Republicans will compromise as cuts bite: White House

WASHINGTON (AFP) - As the blame game over a stinging package of deficit-reducing spending cuts grinds on, the White House said on Sunday that as voters start to feel the pain, Republicans will pivot and seek compromise.

But the Republicans did not sound like they were in any mood to budge, with the party's Senate leader Mitch McConnell saying the American people understood it was time for belt-tightening.

The administration of President Barack Obama denied suggestions it was hyping the consequences of the so-called sequester - US$85 billion (S$105.7 billion) in military and domestic spending cuts crammed into the seven remaining months of the fiscal year.

Mr Gene Sperling, a top economic adviser to Mr Obama, made the rounds of morning talk shows to press the case that the president is still working the phones and seeking out lawmakers in both parties who are open to an alternative way to trim the bloated US$1 trillion a year deficit.

Mr Sperling said a Republican proposal to give the president more leeway in deciding what funding gets cut is not enough. The spending bludgeon will cost 750,000 jobs in an economy that is fragile, he said.

"When you have those type of harsh spending cuts in such a short concentrated period of time, it's like saying to somebody you can cut off three of your fingers, but you can have the flexibility to choose which ones you want to cut off," Mr Sperling said on ABC News.

"My belief is that as this pain starts to gradually spread... more Republican colleagues who are concerned about this harm to their constituents will choose bipartisan compromise." But Mr McConnell said a bipartisan agreement from 2011 to cut the deficit had to be honoured and that the sequester, which stems from that accord, could be tweaked but not eliminated.

"The American people look at this and say, gee, I've had to cut my budget more than this, probably on numerous occasions over the last four years, because we've had such a tepid economy now for four long years," Mr McConnell told CNN. "I think they expect us to keep the commitment that we made."

Republican Senator John McCain, whom Mr Obama defeated in the 2008 White House race, accused the president of failing to show leadership by not averting the sequester and said cuts to military spending would hurt national security.

"If (Obama) will stop going out and running campaign events and bashing Republicans and come back to Washington - why not take a day and invite us all over and work this out?" Mr McCain told CBS's Face The Nation programme.

Mr Obama signed an order bringing what he called the "dumb" spending cuts into effect on Friday after a last-ditch meeting with congressional leaders went nowhere.

The measures could mean long lines at US border posts, reduced military readiness, cuts to special needs education programmes, and will trim the resources of some emergency services, according to White House officials.

The cuts were never meant to take effect but rather were a poisoned pill clause attached to the 2011 agreement to raise the debt ceiling, and designed to be so scary that lawmakers would find a less drastic way to cut the deficit.

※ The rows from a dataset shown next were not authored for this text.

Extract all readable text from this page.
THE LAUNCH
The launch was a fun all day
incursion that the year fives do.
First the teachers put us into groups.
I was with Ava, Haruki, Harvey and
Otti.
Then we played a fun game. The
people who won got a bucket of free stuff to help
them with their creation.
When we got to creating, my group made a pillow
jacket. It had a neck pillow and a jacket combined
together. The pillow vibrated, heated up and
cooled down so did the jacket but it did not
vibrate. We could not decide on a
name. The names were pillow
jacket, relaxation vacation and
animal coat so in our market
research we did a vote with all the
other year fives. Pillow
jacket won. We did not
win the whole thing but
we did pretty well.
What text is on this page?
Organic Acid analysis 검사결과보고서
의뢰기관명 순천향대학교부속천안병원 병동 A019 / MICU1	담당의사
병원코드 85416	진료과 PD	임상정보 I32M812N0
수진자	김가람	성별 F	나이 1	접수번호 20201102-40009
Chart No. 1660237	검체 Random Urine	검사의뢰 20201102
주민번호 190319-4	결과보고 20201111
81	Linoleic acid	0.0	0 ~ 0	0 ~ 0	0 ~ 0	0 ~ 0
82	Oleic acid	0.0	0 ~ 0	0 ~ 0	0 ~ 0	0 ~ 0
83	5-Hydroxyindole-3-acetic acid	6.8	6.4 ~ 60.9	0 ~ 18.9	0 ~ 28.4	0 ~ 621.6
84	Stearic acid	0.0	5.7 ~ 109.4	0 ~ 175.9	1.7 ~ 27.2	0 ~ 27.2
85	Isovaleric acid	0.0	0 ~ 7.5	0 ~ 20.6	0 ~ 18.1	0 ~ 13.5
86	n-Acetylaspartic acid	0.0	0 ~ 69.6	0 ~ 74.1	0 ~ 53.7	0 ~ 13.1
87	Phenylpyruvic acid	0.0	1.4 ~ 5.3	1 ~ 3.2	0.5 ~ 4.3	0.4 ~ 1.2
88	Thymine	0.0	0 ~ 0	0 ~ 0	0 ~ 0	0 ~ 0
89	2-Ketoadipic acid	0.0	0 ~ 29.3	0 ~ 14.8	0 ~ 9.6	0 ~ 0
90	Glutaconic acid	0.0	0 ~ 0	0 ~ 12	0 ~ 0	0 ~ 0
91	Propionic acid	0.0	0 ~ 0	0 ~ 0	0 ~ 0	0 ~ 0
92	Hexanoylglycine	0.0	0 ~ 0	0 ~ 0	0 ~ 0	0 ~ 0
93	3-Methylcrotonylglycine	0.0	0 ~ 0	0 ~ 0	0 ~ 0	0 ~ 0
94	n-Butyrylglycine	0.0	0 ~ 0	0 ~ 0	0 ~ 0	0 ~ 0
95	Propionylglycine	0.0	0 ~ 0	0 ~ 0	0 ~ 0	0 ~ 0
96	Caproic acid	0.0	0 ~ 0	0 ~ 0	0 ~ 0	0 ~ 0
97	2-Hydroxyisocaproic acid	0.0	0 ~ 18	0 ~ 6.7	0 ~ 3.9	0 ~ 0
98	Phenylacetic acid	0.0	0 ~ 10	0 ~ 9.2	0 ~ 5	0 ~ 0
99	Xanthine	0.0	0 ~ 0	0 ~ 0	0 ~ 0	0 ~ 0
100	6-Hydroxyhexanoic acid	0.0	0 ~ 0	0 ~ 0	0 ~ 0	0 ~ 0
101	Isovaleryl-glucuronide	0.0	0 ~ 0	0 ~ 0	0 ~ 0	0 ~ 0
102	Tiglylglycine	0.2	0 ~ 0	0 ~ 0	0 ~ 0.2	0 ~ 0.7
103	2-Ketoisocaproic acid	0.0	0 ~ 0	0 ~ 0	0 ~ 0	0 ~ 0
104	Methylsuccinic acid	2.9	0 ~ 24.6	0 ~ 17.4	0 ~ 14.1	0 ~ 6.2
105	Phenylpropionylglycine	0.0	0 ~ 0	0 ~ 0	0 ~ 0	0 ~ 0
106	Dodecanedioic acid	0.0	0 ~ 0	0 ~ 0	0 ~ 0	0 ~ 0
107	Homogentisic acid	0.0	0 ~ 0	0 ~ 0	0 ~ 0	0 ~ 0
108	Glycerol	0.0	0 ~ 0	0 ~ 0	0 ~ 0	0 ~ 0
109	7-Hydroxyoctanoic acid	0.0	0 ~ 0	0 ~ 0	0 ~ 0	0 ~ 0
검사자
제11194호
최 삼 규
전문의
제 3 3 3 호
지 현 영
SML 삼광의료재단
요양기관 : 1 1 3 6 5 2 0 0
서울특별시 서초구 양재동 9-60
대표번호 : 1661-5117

They failed and the sequester is here, although its effects are expected to take weeks to be felt.

"When this sequester goes off, yes, it's not going to hurt as much on day one," Mr Sperling said.

"But, again, every independent economist agrees it is going to cost our economy 750,000 jobs, just as our economy has a chance to take off." Mr Obama is pressing for what he calls a more balanced approach that includes concessions: changes to entitlement programmes, like medical care for the elderly and poor, as sought by Republicans.

But he wants any deal to include fresh revenue from closing tax loopholes enjoyed by companies and wealthy Americans.

Mr Obama won a showdown late last year over the fiscal cliff - which threatened to let across-the-board George W. Bush-era tax cuts expire - when Republicans agreed to higher taxes on the rich.

But they drew the line there, and now insist that any deficit deal has to focus solely on cutting spending.

"He got his tax hikes. It's time to cut spending. And every American knows it," House of Representatives Speaker John Boehner told ABC.

Mr Boehner said neither Republicans nor Democrats were likely to cry uncle any time soon and eliminate the sequester.

"I don't think anyone quite understands how it gets resolved," Mr Boehner said.